Cintra Street and The Pre-War Japanese Community, January 2011
On Sunday afternoon 9th January, 72 members and friends of PHT gathered at the corner of Cintra Street and Kampung Malabar to follow a trail to the former Japanese quarter of Penang led by Clement Liang. Very little physical evidence remains today to remind us that any Japanese community ever existed there and only the names of the streets in Chinese and the interpretative signboards on the old wall bear witness to their presence once upon a time. During the visit, several century-old reprints showing the shops and hotels run by Japanese in the vicinity raised questions and curiosity as to why these people came all the way to Penang.

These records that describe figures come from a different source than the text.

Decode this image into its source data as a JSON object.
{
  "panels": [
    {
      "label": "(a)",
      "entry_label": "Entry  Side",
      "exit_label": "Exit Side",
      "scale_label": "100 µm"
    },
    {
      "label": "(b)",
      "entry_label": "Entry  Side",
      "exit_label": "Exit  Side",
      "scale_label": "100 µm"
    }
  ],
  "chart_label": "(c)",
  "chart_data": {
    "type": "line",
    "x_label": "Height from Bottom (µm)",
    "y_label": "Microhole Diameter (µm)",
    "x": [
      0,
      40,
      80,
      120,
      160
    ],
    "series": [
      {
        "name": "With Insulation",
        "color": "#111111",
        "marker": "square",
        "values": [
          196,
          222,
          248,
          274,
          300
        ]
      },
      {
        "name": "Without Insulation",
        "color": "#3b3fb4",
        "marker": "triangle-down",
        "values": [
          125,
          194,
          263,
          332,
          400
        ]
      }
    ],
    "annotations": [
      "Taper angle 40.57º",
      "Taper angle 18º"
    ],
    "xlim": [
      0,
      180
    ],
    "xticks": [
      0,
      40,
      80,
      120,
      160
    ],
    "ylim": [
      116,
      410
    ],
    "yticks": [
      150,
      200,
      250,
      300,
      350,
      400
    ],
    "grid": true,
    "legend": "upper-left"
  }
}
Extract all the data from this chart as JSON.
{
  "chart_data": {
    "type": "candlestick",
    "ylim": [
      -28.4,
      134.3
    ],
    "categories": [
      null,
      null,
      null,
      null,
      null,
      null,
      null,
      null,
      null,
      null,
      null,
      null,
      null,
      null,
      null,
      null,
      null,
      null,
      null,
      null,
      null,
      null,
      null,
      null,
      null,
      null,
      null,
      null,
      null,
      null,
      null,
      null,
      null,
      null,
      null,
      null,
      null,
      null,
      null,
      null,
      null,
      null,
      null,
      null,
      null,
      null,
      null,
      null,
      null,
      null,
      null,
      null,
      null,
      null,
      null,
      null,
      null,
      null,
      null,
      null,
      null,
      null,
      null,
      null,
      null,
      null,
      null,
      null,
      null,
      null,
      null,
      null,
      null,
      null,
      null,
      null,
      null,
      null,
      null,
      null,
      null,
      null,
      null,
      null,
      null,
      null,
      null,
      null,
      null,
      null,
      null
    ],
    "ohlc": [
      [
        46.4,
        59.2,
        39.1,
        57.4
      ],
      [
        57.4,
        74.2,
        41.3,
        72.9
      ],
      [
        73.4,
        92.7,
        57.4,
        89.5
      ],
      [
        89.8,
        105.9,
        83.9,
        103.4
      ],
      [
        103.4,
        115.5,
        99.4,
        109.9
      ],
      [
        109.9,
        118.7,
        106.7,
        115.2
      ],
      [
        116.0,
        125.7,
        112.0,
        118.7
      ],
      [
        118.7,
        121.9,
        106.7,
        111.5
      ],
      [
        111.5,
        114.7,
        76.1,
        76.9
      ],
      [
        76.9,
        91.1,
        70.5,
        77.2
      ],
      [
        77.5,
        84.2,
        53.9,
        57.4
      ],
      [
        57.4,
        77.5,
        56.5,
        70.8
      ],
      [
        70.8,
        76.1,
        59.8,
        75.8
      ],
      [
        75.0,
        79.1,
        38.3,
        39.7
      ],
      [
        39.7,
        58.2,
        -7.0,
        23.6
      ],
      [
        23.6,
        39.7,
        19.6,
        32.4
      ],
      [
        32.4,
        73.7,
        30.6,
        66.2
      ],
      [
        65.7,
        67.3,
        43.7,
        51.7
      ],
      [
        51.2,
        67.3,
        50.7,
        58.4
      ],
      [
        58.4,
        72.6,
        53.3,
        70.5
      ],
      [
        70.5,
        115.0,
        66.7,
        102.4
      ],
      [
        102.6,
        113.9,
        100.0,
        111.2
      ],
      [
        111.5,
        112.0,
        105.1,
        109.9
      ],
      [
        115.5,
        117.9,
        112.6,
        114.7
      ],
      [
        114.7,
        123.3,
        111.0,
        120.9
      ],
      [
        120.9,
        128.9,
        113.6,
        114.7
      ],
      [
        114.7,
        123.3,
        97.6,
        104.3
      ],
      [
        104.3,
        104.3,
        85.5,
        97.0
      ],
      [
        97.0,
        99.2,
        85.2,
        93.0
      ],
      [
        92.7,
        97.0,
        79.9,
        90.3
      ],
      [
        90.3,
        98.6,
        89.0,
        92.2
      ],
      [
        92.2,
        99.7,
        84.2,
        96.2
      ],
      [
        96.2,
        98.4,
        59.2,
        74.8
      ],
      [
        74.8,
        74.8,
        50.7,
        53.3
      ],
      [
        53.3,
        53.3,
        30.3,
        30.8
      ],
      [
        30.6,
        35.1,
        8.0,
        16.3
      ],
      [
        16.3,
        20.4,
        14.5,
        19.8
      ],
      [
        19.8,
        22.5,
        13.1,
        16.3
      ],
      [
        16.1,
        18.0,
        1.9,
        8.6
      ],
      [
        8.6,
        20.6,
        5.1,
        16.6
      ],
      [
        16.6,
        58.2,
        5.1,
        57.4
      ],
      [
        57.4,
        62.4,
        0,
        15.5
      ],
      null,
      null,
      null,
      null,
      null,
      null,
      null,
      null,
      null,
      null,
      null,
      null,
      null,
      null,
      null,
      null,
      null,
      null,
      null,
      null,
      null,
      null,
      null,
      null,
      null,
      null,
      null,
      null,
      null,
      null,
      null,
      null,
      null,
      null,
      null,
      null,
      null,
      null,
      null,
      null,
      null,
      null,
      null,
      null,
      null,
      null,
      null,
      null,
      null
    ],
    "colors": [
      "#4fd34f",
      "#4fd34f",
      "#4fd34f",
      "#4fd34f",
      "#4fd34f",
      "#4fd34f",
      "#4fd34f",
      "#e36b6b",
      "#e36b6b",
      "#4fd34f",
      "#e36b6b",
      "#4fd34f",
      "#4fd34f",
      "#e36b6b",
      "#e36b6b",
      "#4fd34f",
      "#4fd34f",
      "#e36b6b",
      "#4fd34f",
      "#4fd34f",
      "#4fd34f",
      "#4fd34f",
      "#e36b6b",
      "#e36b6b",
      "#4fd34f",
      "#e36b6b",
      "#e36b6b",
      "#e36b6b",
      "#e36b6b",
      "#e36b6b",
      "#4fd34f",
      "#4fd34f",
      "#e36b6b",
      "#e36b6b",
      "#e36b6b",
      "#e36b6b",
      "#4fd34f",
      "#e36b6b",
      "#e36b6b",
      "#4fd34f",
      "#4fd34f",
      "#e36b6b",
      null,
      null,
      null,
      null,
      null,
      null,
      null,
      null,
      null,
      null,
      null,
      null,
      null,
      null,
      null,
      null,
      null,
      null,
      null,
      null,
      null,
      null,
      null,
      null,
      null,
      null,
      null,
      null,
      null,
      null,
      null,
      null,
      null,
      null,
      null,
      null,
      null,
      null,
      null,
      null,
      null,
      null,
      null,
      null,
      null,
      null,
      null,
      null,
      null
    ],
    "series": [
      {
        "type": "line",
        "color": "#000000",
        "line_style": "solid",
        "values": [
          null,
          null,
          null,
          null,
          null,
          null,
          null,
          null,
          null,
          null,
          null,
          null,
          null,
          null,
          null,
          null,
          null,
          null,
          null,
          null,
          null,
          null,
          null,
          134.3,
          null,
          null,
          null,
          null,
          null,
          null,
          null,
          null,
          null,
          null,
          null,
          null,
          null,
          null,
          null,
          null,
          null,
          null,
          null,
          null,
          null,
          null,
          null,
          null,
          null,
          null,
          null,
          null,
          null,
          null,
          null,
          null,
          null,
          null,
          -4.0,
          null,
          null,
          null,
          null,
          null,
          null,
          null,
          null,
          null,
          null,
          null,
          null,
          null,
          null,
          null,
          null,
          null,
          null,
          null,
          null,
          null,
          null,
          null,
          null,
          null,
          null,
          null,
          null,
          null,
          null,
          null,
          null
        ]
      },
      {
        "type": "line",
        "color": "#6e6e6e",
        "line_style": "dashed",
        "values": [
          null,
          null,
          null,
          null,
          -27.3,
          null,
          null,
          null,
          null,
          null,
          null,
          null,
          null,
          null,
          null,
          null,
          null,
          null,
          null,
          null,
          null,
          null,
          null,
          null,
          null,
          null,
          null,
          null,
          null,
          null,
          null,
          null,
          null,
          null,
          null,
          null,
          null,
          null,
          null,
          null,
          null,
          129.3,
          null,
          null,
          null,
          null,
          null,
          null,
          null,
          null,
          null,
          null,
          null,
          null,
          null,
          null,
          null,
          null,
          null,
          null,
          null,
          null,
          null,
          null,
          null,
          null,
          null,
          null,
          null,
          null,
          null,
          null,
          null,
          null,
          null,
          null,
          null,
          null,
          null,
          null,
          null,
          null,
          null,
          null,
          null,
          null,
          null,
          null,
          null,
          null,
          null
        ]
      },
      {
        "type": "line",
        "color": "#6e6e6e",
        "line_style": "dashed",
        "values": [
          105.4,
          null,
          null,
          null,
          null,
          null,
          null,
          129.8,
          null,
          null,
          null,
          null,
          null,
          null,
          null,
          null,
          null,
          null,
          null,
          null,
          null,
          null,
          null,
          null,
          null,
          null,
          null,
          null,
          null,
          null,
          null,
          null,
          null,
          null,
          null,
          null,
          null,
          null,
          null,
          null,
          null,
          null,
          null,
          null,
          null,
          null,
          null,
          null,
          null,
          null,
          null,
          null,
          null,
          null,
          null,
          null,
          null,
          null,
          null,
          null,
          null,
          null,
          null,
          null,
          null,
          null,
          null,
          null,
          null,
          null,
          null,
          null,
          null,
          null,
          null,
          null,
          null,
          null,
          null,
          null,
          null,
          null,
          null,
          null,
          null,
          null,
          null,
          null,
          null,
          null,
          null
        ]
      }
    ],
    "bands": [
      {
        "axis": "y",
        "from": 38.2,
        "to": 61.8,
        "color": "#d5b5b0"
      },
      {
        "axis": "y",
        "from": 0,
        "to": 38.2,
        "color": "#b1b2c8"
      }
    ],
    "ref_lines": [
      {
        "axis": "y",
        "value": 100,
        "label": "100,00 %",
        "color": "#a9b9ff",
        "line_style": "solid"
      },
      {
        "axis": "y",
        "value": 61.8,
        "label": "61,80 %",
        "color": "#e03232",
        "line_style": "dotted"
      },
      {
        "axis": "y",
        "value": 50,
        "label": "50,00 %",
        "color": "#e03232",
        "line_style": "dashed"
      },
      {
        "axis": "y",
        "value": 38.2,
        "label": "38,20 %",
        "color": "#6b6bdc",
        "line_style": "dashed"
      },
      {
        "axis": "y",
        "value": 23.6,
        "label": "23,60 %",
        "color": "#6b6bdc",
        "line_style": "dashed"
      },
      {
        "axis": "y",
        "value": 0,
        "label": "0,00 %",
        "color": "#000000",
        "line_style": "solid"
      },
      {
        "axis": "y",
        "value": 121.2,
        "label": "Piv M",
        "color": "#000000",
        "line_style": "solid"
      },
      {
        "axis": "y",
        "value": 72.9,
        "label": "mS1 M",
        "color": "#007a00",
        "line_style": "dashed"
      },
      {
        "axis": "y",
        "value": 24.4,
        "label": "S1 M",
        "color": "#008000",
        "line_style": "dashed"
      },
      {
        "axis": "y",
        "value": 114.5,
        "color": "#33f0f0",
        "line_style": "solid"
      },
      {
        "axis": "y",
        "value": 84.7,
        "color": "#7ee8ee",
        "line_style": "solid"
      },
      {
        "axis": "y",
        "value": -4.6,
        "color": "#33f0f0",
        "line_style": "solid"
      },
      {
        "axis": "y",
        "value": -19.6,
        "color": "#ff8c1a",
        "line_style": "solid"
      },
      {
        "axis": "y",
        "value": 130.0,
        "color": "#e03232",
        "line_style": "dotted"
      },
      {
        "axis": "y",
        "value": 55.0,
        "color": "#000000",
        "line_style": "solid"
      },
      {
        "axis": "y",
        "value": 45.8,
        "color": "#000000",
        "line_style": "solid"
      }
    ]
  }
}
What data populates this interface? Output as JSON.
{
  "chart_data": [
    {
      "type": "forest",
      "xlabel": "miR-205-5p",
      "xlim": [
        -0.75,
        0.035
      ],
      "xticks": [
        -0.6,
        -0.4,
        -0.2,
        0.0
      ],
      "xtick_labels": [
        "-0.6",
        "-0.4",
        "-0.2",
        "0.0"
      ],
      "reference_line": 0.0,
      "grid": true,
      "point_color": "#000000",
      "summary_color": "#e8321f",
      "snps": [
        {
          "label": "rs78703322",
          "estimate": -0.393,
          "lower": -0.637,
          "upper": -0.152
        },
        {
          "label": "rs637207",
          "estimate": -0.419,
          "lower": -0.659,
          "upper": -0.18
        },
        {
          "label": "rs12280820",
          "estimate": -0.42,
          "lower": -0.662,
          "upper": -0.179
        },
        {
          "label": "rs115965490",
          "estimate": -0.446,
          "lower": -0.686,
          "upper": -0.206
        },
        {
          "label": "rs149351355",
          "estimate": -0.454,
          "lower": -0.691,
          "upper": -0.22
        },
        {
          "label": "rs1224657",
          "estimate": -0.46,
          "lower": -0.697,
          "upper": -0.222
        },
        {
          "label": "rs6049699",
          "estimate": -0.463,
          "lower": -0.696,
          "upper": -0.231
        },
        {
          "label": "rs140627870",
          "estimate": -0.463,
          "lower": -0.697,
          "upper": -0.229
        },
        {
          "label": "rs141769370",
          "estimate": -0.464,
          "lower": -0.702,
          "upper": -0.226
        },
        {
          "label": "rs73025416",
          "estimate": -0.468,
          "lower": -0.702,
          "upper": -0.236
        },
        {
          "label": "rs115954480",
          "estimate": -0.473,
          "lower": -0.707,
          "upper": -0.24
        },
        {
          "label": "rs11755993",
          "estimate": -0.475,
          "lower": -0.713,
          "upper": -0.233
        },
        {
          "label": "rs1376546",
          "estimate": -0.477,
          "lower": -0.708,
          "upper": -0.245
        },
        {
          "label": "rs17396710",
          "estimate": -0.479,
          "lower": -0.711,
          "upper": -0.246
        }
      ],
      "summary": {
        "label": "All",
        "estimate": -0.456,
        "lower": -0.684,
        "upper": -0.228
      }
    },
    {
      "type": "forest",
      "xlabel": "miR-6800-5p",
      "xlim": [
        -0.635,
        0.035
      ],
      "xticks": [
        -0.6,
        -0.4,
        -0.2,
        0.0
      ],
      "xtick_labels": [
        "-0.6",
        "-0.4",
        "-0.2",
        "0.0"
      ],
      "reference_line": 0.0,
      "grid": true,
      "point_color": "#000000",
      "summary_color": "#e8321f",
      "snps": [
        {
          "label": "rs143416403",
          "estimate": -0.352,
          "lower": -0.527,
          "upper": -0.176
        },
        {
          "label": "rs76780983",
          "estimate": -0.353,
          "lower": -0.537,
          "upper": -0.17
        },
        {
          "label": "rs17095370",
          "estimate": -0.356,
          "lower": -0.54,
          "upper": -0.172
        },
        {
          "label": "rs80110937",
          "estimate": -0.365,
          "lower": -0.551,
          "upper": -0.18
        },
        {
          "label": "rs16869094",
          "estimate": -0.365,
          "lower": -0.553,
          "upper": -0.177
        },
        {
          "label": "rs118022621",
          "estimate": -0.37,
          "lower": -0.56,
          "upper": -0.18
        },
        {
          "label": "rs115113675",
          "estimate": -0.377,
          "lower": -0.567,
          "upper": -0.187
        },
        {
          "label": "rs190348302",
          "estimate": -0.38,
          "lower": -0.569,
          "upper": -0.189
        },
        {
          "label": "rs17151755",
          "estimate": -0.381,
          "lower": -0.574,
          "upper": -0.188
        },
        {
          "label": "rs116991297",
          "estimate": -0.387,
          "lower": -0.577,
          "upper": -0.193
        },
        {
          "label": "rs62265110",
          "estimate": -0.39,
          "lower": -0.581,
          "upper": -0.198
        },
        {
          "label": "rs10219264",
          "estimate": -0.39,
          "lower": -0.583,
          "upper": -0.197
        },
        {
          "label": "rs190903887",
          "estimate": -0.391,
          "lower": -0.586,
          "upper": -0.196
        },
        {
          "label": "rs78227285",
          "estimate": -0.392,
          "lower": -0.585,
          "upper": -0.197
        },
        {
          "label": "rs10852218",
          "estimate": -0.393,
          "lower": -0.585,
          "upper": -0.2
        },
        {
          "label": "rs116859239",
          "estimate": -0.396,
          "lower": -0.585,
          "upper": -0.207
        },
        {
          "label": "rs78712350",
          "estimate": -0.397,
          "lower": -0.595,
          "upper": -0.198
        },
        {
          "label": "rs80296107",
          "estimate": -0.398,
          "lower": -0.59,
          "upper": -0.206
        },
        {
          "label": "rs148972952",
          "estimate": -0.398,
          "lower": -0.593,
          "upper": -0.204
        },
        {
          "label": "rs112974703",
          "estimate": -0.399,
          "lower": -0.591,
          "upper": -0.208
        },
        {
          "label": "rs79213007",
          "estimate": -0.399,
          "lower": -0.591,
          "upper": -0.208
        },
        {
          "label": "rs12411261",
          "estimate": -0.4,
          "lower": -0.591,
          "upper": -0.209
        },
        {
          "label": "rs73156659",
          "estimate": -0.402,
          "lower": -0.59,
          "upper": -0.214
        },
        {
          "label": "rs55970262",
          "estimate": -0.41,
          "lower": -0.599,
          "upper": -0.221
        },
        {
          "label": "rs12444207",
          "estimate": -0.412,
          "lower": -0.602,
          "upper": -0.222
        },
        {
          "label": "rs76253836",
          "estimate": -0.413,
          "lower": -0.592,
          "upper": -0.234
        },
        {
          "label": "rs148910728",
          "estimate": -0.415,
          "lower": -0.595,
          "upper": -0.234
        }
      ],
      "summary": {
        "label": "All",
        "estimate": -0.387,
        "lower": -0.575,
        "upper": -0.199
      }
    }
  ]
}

In the late 19th century, both Cintra Street and Campbell Street were the thriving red light districts of Penang. The Karayuki-san who went into prostitution overseas began when Penang as an entrepot had its first influx of Japanese people and cultural contact. Sailors and migrant workers thronging the streets in search of pleasures often found the petite Japanese girls clad in kimonos cute and accommodating. But behind the smiling faces, these girls endured a life of hardship starting with the long arduous journey out of impoverished villages. Innocently believing in misleading offers of waitress job offers in restaurants and hotels overseas and trapped in money lending schemes that enslaved them for years, their situation was not very different from what we read in the newspapers about foreign prostitutes caught nowadays.
The arrival of hundreds of Karayuki-san later led to the formation of ‘Little Japan’ quarter around Cintra Street and Kampung Malabar in George Town which the local Chinese still fondly call Jipun Huey Kay and Jipun Sinlor. In 1910, the official census by the Japanese Consul-General counted 207 Japanese residents in Penang with over half of them involved in some sort of flesh trade. In fact, the majority of the tombs in the Penang Japanese Cemetery at Jalan P. Ramlee belonging to the young Karayuki-san who died from various sicknesses.
The success of the Meiji Restoration and the humiliating defeat of the Russian fleet in the Tsushima Straits in 1905 saw Japan emerge as a military power on the world stage. The presence of large numbers of Japanese prostitutes overseas could not longer be tolerated. Working together with the British authorities, open prostitution in the Straits Settlements was finally banned in 1920’s and the fate of the Karayuki-san was sealed with most of them either returning to Japan, cohabiting with local men or simply going underground to continue the trade.
At the same time, the Japanese government was actively promoting foreign trade with Southeast Asian countries and encouraging its citizens to migrate overseas. Penang received a fair share of these people in the form of photographers, pharmacists, hotel operators, barbers, dentists and traders in imported Japanese goods. Two of the well-known Japanese establishments in town were a sundry shop named Osakaya in Penang Road and Asahi Hotel in Transfer Road.
By the late 1930’s, Japan’s invasion of China heightened the conflicts between the Japanese and Chinese communities in Malaya and a series of boycott campaigns and attacks on Japanese shops and civilians drove the Japanese population of Penang down to around 50 just before war broke out. Eventually they were all rounded up and interned by the police as enemy aliens when war was declared in 1941. After the war, all the Japanese were repatriated and their property confiscated and it was not until 1960’s that another wave of Japanese arrived, this time as investors and industrialists.
After enjoying a cool break in an old fashioned coffee shop while listening to the stories shared by Clement and many others, the group went on to stroll along Cintra Street when the afternoon heat had subsided. Judging from the stream of questions asked, the site visit generated considerable much interest in this bygone community.